Learning from the Trailblazers

“Quality all comes down to one thing: vineyard practices,” according to Frank Morgan, moderator for the U.S. Wine & Beverage Industry Expo (USBevX) session entitled Pioneering the Commitment to Quality: A Roundtable Discussion with Winemaking Trailblazers. “This is the one factor that the pioneers in the Mid-West and East Coast winemaking industry have as the feature uniting them together. Often overlooked is the growing aspect,” says Morgan. “With regards to The Quality Revolution, the theme of USBevX 2017, there is so much emphasis on wine quality, but not much discussion on what went into that behind the scenes.” Morgan, the associate editor of Virginia Wine Lover magazine, the only print publication dedicated to that state’s wine industry, is a well-known wine news writer and blogger, writing frequently on Virginia’s pioneering winemakers.

Morgan says that a primary goal for this session is to shine a spotlight on the folks that have had both a commitment to farming from day one, and have employed conscientious vineyard practices, all geared toward making the highest quality of wine possible from their terroir. As far as the winemaking area he knows the best, Morgan says, “In Virginia, the last 3-4 years have been a real watershed in terms of recognition of quality. In the larger wine world, Virginia wine is now being recognized as a fine wine and an ultra-premium wine producing region.”

The panelists are an array of those who have had the vision to create world-class wines from the get-go. Sometimes that has meant experimenting to find the farming practices that work best in a particular region. Sometimes it’s finding the grape varietal best suited. But throughout, it’s working to make the end-product a fine wine. “I don’t personally know Rich Olsen-Harbich, but like Jim Law (of Linden Vineyards), he is focused on farming and on the growing side,” says Morgan. Josh Grainer, who runs vineyard operations for RdV Vineyards, worked for Jim Law at the start of his career and now is a champion of sustainable vineyard practices. “Luca [Paschina] is someone who has been around for 25 years, and so much of Luca’s personality is in every bottle,” says Morgan. “The knowledge transfer from people like Jim Law expands over time. Jim or Luca or Joshua can’t move the industry on their own, and they are not going to move people who are not interested in moving. Jim has shared so much knowledge in this industry. A conference like this can help disseminate information.”
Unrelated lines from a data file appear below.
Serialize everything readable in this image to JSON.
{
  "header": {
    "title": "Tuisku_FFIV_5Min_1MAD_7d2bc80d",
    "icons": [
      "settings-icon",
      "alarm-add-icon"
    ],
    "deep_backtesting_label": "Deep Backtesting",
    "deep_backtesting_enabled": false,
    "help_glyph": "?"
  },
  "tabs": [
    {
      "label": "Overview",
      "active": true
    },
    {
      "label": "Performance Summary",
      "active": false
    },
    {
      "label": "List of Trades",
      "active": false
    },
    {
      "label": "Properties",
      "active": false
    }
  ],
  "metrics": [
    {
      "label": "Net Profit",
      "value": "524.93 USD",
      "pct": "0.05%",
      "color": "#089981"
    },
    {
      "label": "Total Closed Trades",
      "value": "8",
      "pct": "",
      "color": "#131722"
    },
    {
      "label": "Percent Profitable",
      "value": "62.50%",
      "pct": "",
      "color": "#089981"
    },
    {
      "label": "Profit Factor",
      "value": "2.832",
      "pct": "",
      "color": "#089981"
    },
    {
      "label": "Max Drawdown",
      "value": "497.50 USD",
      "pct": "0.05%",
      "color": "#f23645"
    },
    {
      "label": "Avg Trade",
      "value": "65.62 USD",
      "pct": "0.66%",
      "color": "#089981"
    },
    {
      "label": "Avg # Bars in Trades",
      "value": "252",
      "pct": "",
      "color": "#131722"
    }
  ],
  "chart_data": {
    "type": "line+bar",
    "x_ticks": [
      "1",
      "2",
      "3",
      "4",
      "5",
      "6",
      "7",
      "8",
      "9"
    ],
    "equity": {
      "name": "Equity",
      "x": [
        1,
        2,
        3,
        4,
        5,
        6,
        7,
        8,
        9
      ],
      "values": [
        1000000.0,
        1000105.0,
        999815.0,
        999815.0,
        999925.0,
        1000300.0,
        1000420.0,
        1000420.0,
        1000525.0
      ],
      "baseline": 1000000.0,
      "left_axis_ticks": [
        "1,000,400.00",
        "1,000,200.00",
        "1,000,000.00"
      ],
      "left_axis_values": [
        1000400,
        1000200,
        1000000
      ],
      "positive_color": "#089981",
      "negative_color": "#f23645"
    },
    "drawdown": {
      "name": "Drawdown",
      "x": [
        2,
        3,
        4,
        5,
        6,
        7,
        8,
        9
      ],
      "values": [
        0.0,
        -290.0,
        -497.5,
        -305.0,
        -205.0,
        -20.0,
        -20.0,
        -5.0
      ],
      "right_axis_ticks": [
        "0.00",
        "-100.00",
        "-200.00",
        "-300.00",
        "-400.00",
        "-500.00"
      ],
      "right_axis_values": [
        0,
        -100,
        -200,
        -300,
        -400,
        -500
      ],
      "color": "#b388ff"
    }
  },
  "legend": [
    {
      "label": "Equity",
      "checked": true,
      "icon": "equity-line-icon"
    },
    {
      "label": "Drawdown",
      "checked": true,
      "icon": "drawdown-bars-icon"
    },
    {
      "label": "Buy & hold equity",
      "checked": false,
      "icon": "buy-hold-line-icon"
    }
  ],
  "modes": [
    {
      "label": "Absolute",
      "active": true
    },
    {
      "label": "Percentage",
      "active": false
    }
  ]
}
Grapes tended with an eye towards world-quality wines are garnering attention for the area. A 2011 article by Dave McIntyre in the Washington Post, which reviewed the (at the time) new RdV Vineyard’s Bordeaux-style wine, perhaps summed up the trending upswing in quality for the entire region. When compared against a Parker-rated 94 point French and a 98 point Napa wine, McIntyre said simply, “It’s really good.”

Asked about wines built for the sightseers, Morgan notes, “If they are established for a tourist industry, there are many people who believe that you can’t make good wine. Look at Williamsburg Winery, they have an 18-room country inn, two restaurants… and the wines from their estate grapes are exceptional.” He notes, “You can be whatever you want to be. There will be guys making blueberry wine and happy with that.” Getting over the challenge of the world perception of East Cost wines being “sweet” may continue to present a marketing challenge. “Some vineyards make sweet wines, then they use that money to fund their higher quality wines,” says Morgan. Overall, he thinks, “People that make wine want to make a quality product… our mission is to raise awareness on how to accomplish that.”

For this session at USBevX 2017, Morgan states, “The ultimate end goal is to hear about the experiences and opinions of these four individuals. What quality means to them, and how to get there. I hope we can identify commonalities amongst the four. These people mean it [quality grape growing] and practice it. Let’s define it, and identify commonalities… and share that with the audience.”